Turkey Gives No Timeframe On Iraq Operation: Gates

Team Infidel

Forum Spin Doctor
Reuters.com
February 28, 2008
ANKARA (Reuters) -- Turkey has given no clear timeframe for ending its military operations against Kurdish PKK rebels in northern Iraq, Defense Secretary Robert Gates said on Thursday after talks with Turkish officials.
Gates also reiterated Washington's call for the operation, now in its seventh day, to be as short and carefully targeted as possible.
"A specific timetable did not come up in my meeting with the defense minister, but I have three more meetings (today in Ankara)," Gates told reporters.
"It should be clear that military action alone will not end this terrorist threat," he added, saying Ankara must also take political and economic steps to isolate the PKK guerrillas and help support Turkey's large ethnic Kurdish minority.
Turkey's Defence Minister Vecdi Gonul repeated Ankara's assurances that Turkish troops would withdraw from Iraq once they had accomplished their mission against the rebels of the Kurdistan Workers Party (PKK).
"Turkish soldiers entered Iraqi territory only to fight PKK targets... We have no intention against civilians, no intention to occupy any areas," Gonul said, speaking in English.
Asked when the troops would leave, he said: "(When) the mission is completed. We have no intention to stay."
The PKK has been using mountainous northern Iraq as a base from which to stage attacks on civilian and military targets inside Turkish territory.

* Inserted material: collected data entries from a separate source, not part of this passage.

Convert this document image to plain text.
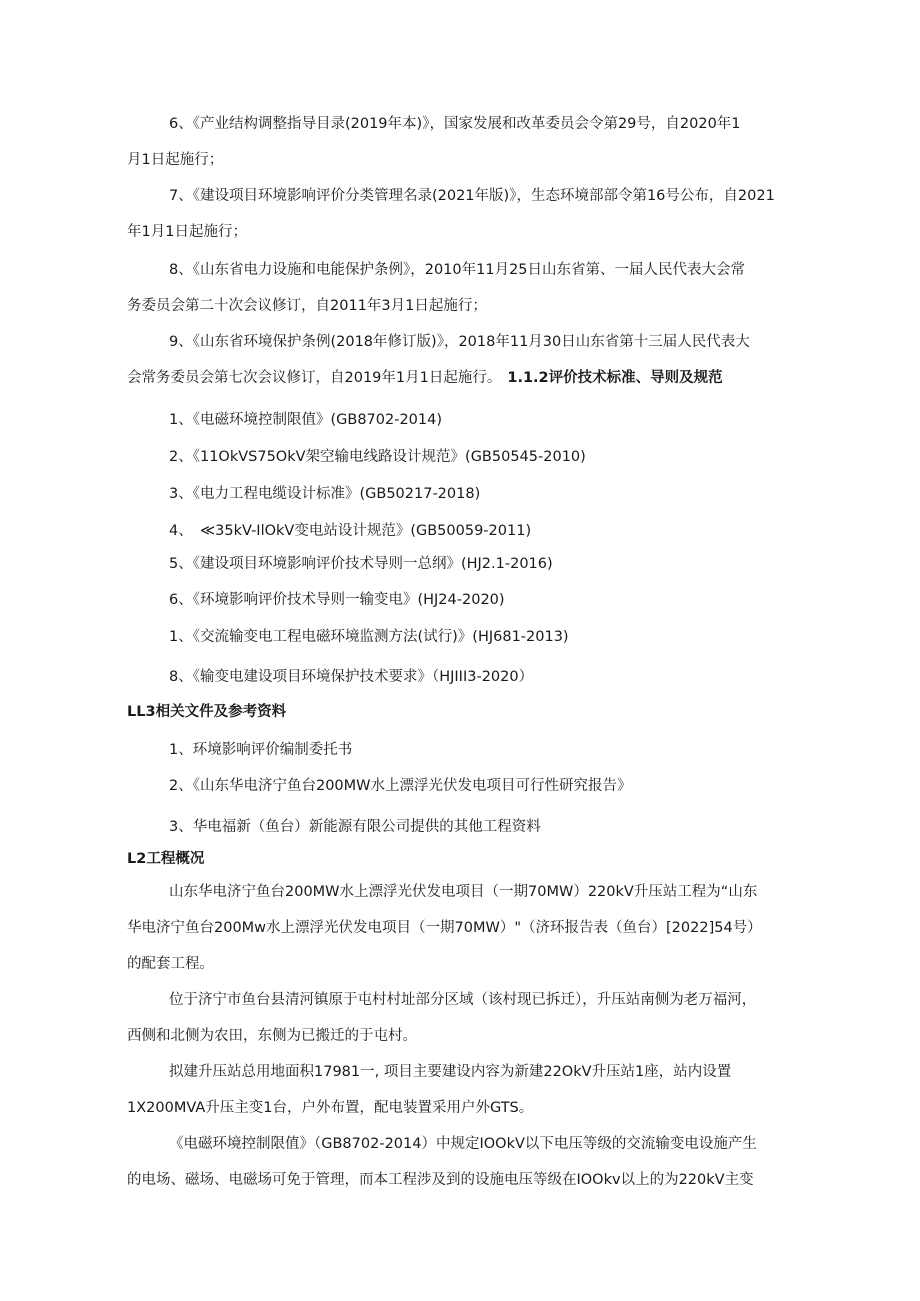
6、《产业结构调整指导目录(2019年本)》，国家发展和改革委员会令第29号，自2020年1
月1日起施行；
7、《建设项目环境影响评价分类管理名录(2021年版)》，生态环境部部令第16号公布，自2021
年1月1日起施行；
8、《山东省电力设施和电能保护条例》，2010年11月25日山东省第、一届人民代表大会常
务委员会第二十次会议修订，自2011年3月1日起施行；
9、《山东省环境保护条例(2018年修订版)》，2018年11月30日山东省第十三届人民代表大
会常务委员会第七次会议修订，自2019年1月1日起施行。 1.1.2评价技术标准、导则及规范
1、《电磁环境控制限值》(GB8702-2014)
2、《11OkVS75OkV架空输电线路设计规范》(GB50545-2010)
3、《电力工程电缆设计标准》(GB50217-2018)
4、　≪35kV-IlOkV变电站设计规范》(GB50059-2011)
5、《建设项目环境影响评价技术导则一总纲》(HJ2.1-2016)
6、《环境影响评价技术导则一输变电》(HJ24-2020)
1、《交流输变电工程电磁环境监测方法(试行)》(HJ681-2013)
8、《输变电建设项目环境保护技术要求》（HJIII3-2020）
LL3相关文件及参考资料
1、环境影响评价编制委托书
2、《山东华电济宁鱼台200MW水上漂浮光伏发电项目可行性研究报告》
3、华电福新（鱼台）新能源有限公司提供的其他工程资料
L2工程概况
山东华电济宁鱼台200MW水上漂浮光伏发电项目（一期70MW）220kV升压站工程为“山东
华电济宁鱼台200Mw水上漂浮光伏发电项目（一期70MW）"（济环报告表（鱼台）[2022]54号）
的配套工程。
位于济宁市鱼台县清河镇原于屯村村址部分区域（该村现已拆迁），升压站南侧为老万福河，
西侧和北侧为农田，东侧为已搬迁的于屯村。
拟建升压站总用地面积17981一, 项目主要建设内容为新建22OkV升压站1座，站内设置
1X200MVA升压主变1台，户外布置，配电装置采用户外GTS。
《电磁环境控制限值》（GB8702-2014）中规定IOOkV以下电压等级的交流输变电设施产生
的电场、磁场、电磁场可免于管理，而本工程涉及到的设施电压等级在IOOkv以上的为220kV主变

Ankara has been urging Baghdad for years to crack down on the rebels but the Iraqi central government has more pressing security problems nearer home and in any case wields little influence in the autonomous, mainly Kurdish north.
Ankara blames the PKK for the deaths of nearly 40,000 people since the group -- considered terrorist by Washington and the European Union as well as by Turkey -- launched its armed campaign for an ethnic homeland in southeast Turkey in 1984.